Discussion of last week’s presidential debate continues. In an op-ed in the Los Angeles Times, Erwin Chemerinsky observes that although “Hillary Clinton and Donald Trump discussed the Supreme Court at the debate Wednesday, they didn’t convey how crucial filling its vacancies will be for our constitutional rights” in areas such as abortion rights, affirmative action, gun control, and separation of church and state. In an op-ed for Reuters, Alison Frankel also finds the candidates’ treatment of the constitution in the debate “woefully circumscribed.” Noah Feldman maintains in a column for Bloomberg that “in giving an answer intended to express moderation on gun rights” during the debate, “Hillary Clinton missed a chance to express support for the original meaning of the Constitution,” arguing that Clinton “should not have conceded that the Constitution properly interpreted requires an individual right to bear arms.”

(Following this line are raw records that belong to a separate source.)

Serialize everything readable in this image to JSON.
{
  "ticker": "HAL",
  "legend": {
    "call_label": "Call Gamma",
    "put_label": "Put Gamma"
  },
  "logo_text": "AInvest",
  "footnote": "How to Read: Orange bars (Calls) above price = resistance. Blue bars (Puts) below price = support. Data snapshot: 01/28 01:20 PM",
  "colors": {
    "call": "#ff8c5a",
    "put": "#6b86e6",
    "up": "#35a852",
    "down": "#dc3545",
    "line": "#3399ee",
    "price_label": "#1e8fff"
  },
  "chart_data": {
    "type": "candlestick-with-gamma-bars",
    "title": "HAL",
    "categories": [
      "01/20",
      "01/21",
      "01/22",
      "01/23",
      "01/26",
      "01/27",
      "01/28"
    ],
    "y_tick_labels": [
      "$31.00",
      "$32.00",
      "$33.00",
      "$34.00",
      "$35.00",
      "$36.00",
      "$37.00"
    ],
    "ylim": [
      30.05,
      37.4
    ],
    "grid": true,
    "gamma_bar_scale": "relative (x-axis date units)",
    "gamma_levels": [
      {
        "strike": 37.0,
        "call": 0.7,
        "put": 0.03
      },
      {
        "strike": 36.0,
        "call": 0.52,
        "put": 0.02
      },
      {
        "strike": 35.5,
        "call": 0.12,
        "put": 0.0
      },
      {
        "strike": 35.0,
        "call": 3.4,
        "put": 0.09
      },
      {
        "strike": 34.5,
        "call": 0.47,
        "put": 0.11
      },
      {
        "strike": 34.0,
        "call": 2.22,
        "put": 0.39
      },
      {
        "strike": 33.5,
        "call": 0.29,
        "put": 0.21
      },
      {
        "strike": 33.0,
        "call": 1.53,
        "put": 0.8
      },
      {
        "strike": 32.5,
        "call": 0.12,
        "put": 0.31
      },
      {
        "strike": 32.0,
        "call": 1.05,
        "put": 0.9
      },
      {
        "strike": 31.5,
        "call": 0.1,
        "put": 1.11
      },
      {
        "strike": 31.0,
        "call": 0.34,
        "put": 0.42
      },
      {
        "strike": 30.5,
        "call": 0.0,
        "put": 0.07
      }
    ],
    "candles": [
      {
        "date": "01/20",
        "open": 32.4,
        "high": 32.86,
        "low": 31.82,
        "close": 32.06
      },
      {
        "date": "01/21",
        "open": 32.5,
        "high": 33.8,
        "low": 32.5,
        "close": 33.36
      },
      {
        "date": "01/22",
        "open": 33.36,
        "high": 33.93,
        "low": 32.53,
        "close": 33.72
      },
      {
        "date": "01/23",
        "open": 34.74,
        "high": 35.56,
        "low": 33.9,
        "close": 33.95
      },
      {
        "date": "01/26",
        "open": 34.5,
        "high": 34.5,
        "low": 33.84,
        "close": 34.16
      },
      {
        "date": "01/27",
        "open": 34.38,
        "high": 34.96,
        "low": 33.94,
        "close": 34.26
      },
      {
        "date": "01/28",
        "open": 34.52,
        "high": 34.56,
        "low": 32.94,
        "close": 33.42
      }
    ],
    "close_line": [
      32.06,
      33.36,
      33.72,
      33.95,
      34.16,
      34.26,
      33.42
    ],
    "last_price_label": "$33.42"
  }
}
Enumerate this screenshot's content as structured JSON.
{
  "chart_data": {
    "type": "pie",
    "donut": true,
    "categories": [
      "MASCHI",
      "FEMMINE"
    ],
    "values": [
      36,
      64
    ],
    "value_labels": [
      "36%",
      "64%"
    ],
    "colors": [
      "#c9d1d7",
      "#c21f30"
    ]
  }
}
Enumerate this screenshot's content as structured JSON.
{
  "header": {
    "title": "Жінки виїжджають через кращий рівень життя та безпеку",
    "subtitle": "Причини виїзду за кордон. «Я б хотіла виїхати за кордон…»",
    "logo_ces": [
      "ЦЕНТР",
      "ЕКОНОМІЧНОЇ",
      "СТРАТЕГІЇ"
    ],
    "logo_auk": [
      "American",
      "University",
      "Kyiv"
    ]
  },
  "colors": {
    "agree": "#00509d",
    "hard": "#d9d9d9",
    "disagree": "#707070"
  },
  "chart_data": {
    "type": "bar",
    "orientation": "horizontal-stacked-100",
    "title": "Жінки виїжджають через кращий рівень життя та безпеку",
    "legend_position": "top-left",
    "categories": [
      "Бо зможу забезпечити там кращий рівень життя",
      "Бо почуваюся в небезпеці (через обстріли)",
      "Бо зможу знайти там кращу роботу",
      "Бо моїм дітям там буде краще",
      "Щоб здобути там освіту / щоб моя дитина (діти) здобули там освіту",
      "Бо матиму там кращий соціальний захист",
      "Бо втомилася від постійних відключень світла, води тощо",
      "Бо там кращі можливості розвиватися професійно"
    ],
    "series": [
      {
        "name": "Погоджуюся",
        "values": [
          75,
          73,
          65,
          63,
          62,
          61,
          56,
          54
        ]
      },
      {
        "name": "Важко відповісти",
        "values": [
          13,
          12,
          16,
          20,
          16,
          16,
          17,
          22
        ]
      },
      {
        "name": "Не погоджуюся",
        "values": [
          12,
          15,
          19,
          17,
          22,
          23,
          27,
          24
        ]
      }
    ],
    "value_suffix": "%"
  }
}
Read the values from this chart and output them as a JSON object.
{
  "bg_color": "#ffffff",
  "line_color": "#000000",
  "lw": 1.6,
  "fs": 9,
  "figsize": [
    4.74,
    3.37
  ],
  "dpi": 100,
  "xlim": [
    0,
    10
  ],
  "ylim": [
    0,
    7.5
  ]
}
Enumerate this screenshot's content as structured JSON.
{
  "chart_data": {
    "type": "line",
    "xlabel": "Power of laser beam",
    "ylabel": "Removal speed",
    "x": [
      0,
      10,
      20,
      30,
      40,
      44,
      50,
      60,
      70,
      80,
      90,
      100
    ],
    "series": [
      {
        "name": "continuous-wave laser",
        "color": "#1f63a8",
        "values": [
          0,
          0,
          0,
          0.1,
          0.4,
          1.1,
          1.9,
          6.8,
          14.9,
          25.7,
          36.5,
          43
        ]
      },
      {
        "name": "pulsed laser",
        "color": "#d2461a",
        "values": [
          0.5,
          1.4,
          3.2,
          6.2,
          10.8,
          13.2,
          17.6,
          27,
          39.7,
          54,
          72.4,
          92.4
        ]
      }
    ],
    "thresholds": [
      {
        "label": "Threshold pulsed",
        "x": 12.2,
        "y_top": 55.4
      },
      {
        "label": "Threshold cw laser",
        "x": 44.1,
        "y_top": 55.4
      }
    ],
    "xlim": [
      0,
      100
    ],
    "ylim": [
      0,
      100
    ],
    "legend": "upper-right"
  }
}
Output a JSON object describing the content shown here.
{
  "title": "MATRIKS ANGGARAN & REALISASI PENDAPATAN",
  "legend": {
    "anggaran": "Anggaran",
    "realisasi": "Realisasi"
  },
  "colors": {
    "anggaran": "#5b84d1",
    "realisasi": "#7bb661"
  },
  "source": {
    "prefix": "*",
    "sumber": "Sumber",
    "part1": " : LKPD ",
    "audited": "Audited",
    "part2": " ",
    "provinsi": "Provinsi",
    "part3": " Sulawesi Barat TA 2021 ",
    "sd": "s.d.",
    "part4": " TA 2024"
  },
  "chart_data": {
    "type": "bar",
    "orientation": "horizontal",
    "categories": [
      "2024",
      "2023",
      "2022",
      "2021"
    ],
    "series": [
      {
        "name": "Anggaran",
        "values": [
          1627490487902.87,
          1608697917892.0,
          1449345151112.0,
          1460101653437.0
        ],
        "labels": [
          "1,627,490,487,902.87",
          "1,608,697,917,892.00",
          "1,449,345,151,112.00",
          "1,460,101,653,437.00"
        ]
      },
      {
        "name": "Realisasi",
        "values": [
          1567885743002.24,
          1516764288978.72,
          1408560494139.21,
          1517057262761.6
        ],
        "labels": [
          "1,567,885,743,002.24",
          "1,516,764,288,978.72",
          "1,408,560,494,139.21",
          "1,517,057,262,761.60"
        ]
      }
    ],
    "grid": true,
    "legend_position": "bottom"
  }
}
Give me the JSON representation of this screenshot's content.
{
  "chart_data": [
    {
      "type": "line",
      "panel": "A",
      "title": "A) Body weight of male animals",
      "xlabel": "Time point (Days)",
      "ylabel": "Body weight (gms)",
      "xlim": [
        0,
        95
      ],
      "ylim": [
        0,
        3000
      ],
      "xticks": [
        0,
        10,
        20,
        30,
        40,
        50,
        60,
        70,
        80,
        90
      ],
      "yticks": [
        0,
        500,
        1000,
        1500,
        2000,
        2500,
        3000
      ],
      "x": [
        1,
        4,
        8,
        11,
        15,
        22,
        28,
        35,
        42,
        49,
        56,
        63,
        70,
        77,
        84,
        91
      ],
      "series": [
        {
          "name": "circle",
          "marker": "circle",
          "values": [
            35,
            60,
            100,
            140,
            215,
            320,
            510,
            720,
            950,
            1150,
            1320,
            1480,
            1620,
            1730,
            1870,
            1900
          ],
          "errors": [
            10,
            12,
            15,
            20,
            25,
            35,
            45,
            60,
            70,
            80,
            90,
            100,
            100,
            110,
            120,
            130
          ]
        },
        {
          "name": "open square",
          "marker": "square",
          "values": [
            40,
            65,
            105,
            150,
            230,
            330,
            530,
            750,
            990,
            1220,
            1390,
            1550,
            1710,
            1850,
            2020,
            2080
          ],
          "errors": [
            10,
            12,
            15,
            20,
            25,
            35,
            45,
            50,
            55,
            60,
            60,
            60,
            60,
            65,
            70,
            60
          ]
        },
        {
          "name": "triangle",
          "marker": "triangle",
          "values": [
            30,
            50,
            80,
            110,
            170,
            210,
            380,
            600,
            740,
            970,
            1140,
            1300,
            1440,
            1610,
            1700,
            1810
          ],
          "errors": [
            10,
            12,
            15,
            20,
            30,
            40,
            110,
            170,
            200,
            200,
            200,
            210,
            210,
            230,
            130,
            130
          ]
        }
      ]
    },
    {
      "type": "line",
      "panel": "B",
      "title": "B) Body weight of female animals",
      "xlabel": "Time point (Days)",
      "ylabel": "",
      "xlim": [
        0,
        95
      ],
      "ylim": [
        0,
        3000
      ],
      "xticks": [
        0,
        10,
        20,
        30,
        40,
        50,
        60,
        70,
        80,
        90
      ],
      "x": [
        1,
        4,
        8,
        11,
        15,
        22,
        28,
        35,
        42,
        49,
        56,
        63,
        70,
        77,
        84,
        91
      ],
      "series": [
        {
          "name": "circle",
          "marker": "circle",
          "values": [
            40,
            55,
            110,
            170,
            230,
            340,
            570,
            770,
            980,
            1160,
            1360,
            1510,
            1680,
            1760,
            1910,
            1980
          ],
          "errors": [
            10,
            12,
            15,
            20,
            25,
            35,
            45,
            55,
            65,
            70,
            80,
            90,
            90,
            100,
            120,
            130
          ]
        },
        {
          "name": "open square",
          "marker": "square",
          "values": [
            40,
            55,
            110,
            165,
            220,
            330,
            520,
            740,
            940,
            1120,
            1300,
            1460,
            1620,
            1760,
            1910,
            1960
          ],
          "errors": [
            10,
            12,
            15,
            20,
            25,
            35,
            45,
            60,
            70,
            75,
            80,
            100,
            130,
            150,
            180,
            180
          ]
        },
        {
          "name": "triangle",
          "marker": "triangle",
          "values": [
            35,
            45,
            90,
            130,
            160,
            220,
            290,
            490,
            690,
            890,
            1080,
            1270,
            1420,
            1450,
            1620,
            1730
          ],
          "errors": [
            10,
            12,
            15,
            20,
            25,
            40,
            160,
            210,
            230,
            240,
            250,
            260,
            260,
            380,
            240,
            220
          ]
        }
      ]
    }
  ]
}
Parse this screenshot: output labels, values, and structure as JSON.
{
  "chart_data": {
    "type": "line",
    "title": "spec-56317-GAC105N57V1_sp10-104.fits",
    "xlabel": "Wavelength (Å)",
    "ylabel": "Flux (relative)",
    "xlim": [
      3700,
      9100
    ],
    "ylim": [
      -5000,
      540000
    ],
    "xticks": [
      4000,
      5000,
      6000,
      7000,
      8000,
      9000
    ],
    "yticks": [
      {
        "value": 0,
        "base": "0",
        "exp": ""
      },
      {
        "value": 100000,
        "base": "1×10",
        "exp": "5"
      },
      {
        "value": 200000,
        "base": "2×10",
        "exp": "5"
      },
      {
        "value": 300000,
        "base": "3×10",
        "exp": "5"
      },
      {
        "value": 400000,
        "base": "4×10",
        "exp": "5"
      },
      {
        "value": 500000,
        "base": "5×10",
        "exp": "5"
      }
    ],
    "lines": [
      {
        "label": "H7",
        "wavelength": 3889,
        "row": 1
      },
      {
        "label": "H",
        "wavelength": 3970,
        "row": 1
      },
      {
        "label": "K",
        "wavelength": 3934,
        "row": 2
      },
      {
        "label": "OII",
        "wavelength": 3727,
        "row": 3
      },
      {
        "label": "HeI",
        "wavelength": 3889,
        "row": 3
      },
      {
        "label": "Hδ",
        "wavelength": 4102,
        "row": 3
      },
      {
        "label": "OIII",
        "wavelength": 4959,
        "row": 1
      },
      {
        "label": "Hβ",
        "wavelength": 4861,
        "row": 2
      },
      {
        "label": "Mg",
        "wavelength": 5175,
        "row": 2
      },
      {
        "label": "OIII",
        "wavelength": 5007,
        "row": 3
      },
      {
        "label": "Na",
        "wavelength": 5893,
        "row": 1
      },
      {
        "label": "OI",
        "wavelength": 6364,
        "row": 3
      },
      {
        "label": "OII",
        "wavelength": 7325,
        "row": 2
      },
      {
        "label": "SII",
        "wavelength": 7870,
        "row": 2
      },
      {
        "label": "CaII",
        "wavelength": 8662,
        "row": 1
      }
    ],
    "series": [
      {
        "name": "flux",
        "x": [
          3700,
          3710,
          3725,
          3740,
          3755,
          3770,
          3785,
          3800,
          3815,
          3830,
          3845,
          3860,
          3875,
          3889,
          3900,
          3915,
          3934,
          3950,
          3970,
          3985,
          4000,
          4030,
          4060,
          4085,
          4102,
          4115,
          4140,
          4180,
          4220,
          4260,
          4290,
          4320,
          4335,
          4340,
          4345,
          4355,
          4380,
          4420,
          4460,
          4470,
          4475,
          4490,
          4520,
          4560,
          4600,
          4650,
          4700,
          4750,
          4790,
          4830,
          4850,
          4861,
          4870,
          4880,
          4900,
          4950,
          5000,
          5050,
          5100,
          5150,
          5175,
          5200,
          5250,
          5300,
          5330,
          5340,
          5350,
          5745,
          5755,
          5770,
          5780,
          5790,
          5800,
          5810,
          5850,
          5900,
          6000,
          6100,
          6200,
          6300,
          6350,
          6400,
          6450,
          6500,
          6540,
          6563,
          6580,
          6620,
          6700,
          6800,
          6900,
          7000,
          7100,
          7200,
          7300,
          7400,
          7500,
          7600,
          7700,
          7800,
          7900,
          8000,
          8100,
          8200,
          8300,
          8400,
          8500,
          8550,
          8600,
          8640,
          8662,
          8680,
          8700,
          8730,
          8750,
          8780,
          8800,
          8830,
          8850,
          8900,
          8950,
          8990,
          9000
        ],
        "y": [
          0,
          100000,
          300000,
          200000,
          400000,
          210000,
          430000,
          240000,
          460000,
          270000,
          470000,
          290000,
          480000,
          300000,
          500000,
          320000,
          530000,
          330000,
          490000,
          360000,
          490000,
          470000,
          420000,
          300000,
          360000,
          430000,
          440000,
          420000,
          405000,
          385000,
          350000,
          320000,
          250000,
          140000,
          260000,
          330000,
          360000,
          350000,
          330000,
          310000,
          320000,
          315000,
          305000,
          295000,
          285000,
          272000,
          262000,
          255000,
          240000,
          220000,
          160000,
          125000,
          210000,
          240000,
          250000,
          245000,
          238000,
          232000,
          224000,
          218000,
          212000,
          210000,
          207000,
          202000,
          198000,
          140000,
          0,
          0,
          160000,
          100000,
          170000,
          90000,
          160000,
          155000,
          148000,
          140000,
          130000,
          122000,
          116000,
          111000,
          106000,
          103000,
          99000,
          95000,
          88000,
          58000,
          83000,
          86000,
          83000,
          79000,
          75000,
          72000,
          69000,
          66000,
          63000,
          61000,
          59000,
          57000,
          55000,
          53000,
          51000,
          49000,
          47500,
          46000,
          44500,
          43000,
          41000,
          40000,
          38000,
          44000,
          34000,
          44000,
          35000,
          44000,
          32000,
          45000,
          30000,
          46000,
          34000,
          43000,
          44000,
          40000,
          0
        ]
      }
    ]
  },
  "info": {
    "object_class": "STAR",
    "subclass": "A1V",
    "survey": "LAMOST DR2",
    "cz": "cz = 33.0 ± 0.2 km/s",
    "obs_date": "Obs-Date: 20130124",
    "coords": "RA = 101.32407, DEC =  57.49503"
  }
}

This month marks the 25th anniversary of Justice Clarence Thomas’s accession to the Supreme Court bench. In USA Today, Richard Wolf reports that Thomas “enters his second quarter-century on the Supreme Court … much like he began his first — in dissent,” suggesting that the death of Justice Antonin Scalia, coupled with the prospect of “ the court’s first liberal majority in nearly 50 years” pending the outcome of next month’s election, “could make Thomas — a happy legal warrior among friends and allies, yet to the public an enigmatic loner — less powerful but more influential for the remainder of his career.” At CNN, Ariane de Vogue observes that the “notion that Thomas might be seeking to fill the void left by Scalia underestimates the work that Thomas is doing in his own sphere” and predicts that “he will continue down a path of slow and steady commitment to his judicial approach no matter how the court changes in the next few years.” Another look at Thomas on his 25th anniversary as a justice comes from Mark Paoletta, who maintains in an opinion piece in The Washington Post that because Thomas is “a black man who challenges liberal orthodoxy, his legacy has often been minimized” and that history “will look kindly upon Justice Thomas’s judicial legacy and on him as an individual.” And in a video interview, Bill Kristol conducts a wide-ranging discussion with Thomas, in which the justice reflects on “the court, his jurisprudence, and his education.”